Concepedia

Publication | Closed Access

CPG based self-adapting multi-DOF robotic arm control

36

Citations

16

References

2010

Year

Abstract

Recently, biologically inspired control approaches for robotic systems that involve the use of central pattern generators (CPGs) have been attracting considerable attention owing to the fact that most humans or animals move and walk easily without explicitly controlling their movements. Furthermore, they exhibit natural adaptive motions against unexpected disturbances or environmental changes without considering their kinematic configurations. Inspired by such novel phenomena, this paper endeavors to achieve self-adapting robotic arm motion. For this, biologically inspired CPG based control is proposed. In particular, this approach deals with crucial problems such as motion generation and repeatability of the joints emerged remarkably in most of redundant DOF systems. These problems can be overcome by employing a control based on artificial neural oscillators, virtual force and virtual muscle damping instead of trajectories planning and inverse kinematics.

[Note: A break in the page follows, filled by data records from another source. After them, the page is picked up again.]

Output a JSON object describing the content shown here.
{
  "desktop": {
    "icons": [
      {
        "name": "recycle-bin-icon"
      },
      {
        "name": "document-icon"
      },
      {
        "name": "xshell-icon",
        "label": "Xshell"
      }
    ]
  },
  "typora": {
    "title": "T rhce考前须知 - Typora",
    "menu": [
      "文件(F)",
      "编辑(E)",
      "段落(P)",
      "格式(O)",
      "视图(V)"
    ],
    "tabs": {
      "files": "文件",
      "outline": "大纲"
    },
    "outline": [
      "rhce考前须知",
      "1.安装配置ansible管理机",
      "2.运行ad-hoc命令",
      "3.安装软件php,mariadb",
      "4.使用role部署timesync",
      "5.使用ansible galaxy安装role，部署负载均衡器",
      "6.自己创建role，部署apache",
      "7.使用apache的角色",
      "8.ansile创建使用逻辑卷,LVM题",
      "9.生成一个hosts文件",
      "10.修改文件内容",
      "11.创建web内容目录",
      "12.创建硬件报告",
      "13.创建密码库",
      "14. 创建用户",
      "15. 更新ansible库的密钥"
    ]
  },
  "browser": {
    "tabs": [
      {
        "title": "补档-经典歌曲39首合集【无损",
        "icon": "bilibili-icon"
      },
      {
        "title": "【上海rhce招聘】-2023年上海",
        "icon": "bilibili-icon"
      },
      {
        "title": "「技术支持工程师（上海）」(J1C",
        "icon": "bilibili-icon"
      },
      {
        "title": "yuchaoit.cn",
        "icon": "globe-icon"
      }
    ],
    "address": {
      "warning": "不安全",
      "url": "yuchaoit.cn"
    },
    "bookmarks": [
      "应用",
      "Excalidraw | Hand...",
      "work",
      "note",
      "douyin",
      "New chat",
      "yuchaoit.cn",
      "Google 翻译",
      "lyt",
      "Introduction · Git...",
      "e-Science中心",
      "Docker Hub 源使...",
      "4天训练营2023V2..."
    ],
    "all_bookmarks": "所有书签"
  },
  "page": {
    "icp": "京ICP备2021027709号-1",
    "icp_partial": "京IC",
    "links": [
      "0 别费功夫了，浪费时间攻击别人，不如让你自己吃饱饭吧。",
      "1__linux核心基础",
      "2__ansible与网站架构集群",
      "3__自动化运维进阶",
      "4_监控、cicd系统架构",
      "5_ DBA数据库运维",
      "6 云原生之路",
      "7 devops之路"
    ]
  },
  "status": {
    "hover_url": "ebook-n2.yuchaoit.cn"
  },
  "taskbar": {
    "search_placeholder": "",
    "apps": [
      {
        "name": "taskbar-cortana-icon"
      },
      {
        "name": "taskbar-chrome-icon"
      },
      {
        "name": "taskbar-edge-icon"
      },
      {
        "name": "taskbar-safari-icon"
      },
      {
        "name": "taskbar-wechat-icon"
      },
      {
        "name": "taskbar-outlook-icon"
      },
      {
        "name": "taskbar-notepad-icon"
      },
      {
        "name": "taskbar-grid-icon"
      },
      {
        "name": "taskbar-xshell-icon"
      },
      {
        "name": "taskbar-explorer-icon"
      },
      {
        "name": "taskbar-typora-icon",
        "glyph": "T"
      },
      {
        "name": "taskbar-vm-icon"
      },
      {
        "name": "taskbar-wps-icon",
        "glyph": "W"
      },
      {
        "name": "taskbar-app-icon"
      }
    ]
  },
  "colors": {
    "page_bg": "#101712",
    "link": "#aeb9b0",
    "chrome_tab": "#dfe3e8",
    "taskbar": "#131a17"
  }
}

Biologically inspired motions can be attained if the joints of a robotic arm are coupled to neural oscillators and virtual muscles. We experimentally demonstrate self-adaptation motions that that enables a 7-DOF robotic arm to make adaptive changes from the given motion to a compliant motion. In addition, it is verified with real a real robotic arm that human-like movements and motion repeatability are satisfied under kinematic redundancy of joints.